Shaka kaSenzangakhona is a figure that looms large in the South African imagination. The Durban International Airport is named after him and the Zulus celebrate King Shaka Day on September 24 as part of the National Heritage Day. So who was Shaka?
Shaka was a brilliant military strategist who succeeded in uniting many small groups to form the Zulu Nation. Shaka was born around 1787 out of wedlock. Although his father, the ruler of a small chiefdom called the Zulu, eventually took Shaka’s mother, Nandi, as a wife, he ultimately cast them out so that Shaka ended up growing up with Nandi’s clan. Shaka was teased because of the circumstances of his birth and childhood, which might have played a role in his thirst for power later on in life.
Shaka’s rise started when, with the support of Dingiswayo, leader of the Mthethwa chiefdom, Shaka assassinated his older brother, Sigujana, who had inherited the chieftaincy of the Zulu from their father. Soon after, Dingiswayo was killed in battle, leaving a power vacuum among the Mthethwa, which Shaka filled. Shaka began to conquer more and more chiefdoms enlarging the Zulu Nation. The secret of the success of Shaka’s troops has been attributed to their discipline and innovative assault style. Instead of throwing long-handled spears at the enemy, Shaka gave his men short-handled spears with larger, broader blades and trained them to fight at close range. Shaka also initiated other military innovations such as the “bullhorn” fighting formation, which is a tactical encirclement of the enemy in combat.

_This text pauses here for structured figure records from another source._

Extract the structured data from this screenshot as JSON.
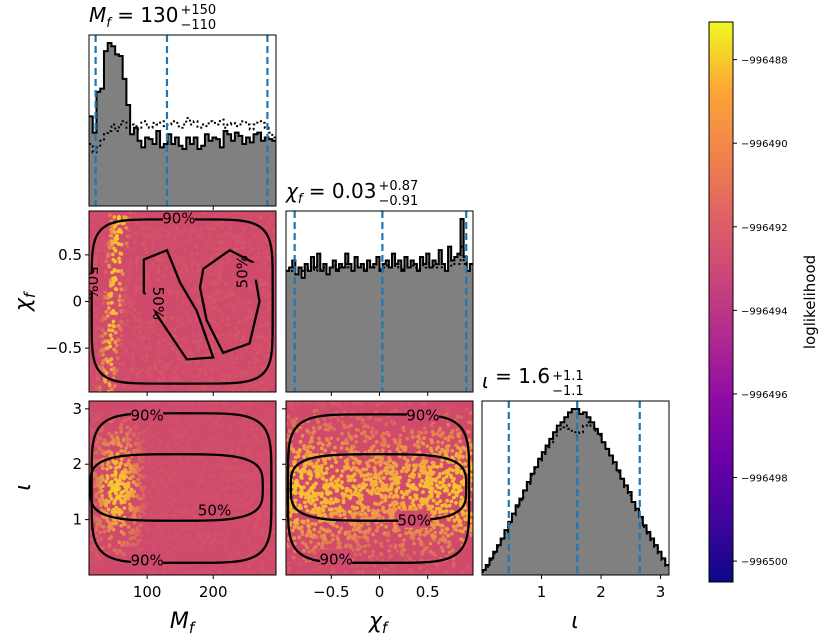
{
  "chart_data": {
    "type": "corner",
    "parameters": [
      {
        "key": "Mf",
        "label": "M_f",
        "range": [
          12,
          295
        ],
        "ticks": [
          100,
          200
        ],
        "summary": {
          "median": 130,
          "upper_err": 150,
          "lower_err": 110,
          "text": "130",
          "sup": "+150",
          "sub": "−110"
        },
        "quantiles": [
          22,
          130,
          282
        ],
        "hist_solid": [
          0.55,
          0.45,
          0.7,
          0.72,
          0.95,
          1.0,
          0.98,
          0.93,
          0.92,
          0.78,
          0.62,
          0.44,
          0.48,
          0.4,
          0.36,
          0.42,
          0.41,
          0.38,
          0.46,
          0.36,
          0.38,
          0.44,
          0.38,
          0.42,
          0.37,
          0.35,
          0.42,
          0.38,
          0.42,
          0.35,
          0.37,
          0.44,
          0.4,
          0.42,
          0.41,
          0.36,
          0.46,
          0.44,
          0.4,
          0.45,
          0.43,
          0.38,
          0.42,
          0.39,
          0.44,
          0.45,
          0.4,
          0.42,
          0.41,
          0.4
        ],
        "hist_dotted": [
          0.38,
          0.33,
          0.36,
          0.4,
          0.44,
          0.46,
          0.5,
          0.46,
          0.5,
          0.52,
          0.48,
          0.5,
          0.49,
          0.47,
          0.52,
          0.5,
          0.48,
          0.51,
          0.5,
          0.52,
          0.49,
          0.5,
          0.52,
          0.51,
          0.48,
          0.5,
          0.54,
          0.5,
          0.52,
          0.48,
          0.5,
          0.49,
          0.52,
          0.51,
          0.5,
          0.53,
          0.48,
          0.5,
          0.51,
          0.49,
          0.5,
          0.52,
          0.5,
          0.47,
          0.5,
          0.52,
          0.51,
          0.48,
          0.45,
          0.42
        ]
      },
      {
        "key": "chif",
        "label": "χ_f",
        "range": [
          -0.97,
          0.97
        ],
        "ticks": [
          -0.5,
          0.0,
          0.5
        ],
        "summary": {
          "median": 0.03,
          "upper_err": 0.87,
          "lower_err": 0.91,
          "text": "0.03",
          "sup": "+0.87",
          "sub": "−0.91"
        },
        "quantiles": [
          -0.88,
          0.03,
          0.9
        ],
        "hist_solid": [
          0.7,
          0.72,
          0.76,
          0.68,
          0.72,
          0.66,
          0.74,
          0.7,
          0.78,
          0.72,
          0.8,
          0.7,
          0.74,
          0.68,
          0.72,
          0.76,
          0.7,
          0.74,
          0.72,
          0.8,
          0.74,
          0.7,
          0.78,
          0.72,
          0.74,
          0.7,
          0.76,
          0.72,
          0.74,
          0.78,
          0.7,
          0.74,
          0.76,
          0.72,
          0.8,
          0.74,
          0.76,
          0.7,
          0.78,
          0.72,
          0.76,
          0.74,
          0.7,
          0.78,
          0.74,
          0.8,
          0.72,
          0.76,
          0.74,
          0.82,
          0.74,
          0.7,
          0.84,
          0.76,
          0.78,
          0.8,
          1.0,
          0.78,
          0.7,
          0.74
        ],
        "hist_dotted": [
          0.7,
          0.7,
          0.72,
          0.7,
          0.72,
          0.7,
          0.72,
          0.71,
          0.72,
          0.7,
          0.74,
          0.71,
          0.72,
          0.7,
          0.72,
          0.73,
          0.71,
          0.72,
          0.72,
          0.74,
          0.72,
          0.71,
          0.73,
          0.72,
          0.72,
          0.71,
          0.73,
          0.72,
          0.72,
          0.74,
          0.71,
          0.72,
          0.73,
          0.72,
          0.74,
          0.72,
          0.73,
          0.71,
          0.74,
          0.72,
          0.73,
          0.72,
          0.71,
          0.74,
          0.72,
          0.75,
          0.72,
          0.73,
          0.72,
          0.75,
          0.72,
          0.71,
          0.76,
          0.73,
          0.74,
          0.74,
          0.84,
          0.74,
          0.7,
          0.72
        ]
      },
      {
        "key": "iota",
        "label": "ι",
        "range": [
          0,
          3.14159
        ],
        "ticks": [
          1,
          2,
          3
        ],
        "summary": {
          "median": 1.6,
          "upper_err": 1.1,
          "lower_err": 1.1,
          "text": "1.6",
          "sup": "+1.1",
          "sub": "−1.1"
        },
        "quantiles": [
          0.45,
          1.6,
          2.65
        ],
        "hist_solid": [
          0.03,
          0.06,
          0.1,
          0.14,
          0.18,
          0.22,
          0.27,
          0.32,
          0.37,
          0.42,
          0.46,
          0.51,
          0.56,
          0.61,
          0.65,
          0.7,
          0.74,
          0.78,
          0.82,
          0.86,
          0.9,
          0.92,
          0.95,
          0.98,
          1.0,
          1.0,
          0.97,
          0.98,
          0.95,
          0.92,
          0.88,
          0.85,
          0.8,
          0.76,
          0.72,
          0.68,
          0.63,
          0.58,
          0.54,
          0.5,
          0.44,
          0.4,
          0.35,
          0.3,
          0.26,
          0.22,
          0.18,
          0.14,
          0.1,
          0.06
        ],
        "hist_dotted": [
          0.02,
          0.05,
          0.09,
          0.13,
          0.17,
          0.21,
          0.26,
          0.31,
          0.36,
          0.41,
          0.45,
          0.5,
          0.55,
          0.6,
          0.64,
          0.69,
          0.73,
          0.77,
          0.8,
          0.84,
          0.87,
          0.89,
          0.9,
          0.88,
          0.86,
          0.84,
          0.86,
          0.9,
          0.92,
          0.9,
          0.87,
          0.84,
          0.8,
          0.76,
          0.72,
          0.67,
          0.62,
          0.58,
          0.53,
          0.48,
          0.44,
          0.39,
          0.34,
          0.29,
          0.25,
          0.21,
          0.17,
          0.13,
          0.09,
          0.05
        ]
      }
    ],
    "contour_levels": [
      "50%",
      "90%"
    ],
    "colorbar": {
      "label": "loglikelihood",
      "colormap": "plasma",
      "range": [
        -996500.5,
        -996487.1
      ],
      "ticks": [
        -996488,
        -996490,
        -996492,
        -996494,
        -996496,
        -996498,
        -996500
      ],
      "tick_labels": [
        "−996488",
        "−996490",
        "−996492",
        "−996494",
        "−996496",
        "−996498",
        "−996500"
      ]
    },
    "colors": {
      "quantile_line": "#1f77b4",
      "hist_fill": "#808080",
      "scatter_base": "#d04a6c",
      "scatter_hot": "#f5b33a"
    }
  }
}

Shaka introduced crueler policies over time even killing people at the mourning ceremonies after his mother’s death because they seemed not to be grieving. Dingane and Mhlangana, Shaka’s two half-brothers, eventually assassinated him in 1828. However, Shaka had laid the foundation for a strong Zulu Nation that became one of the African states that defeated European forces in battle.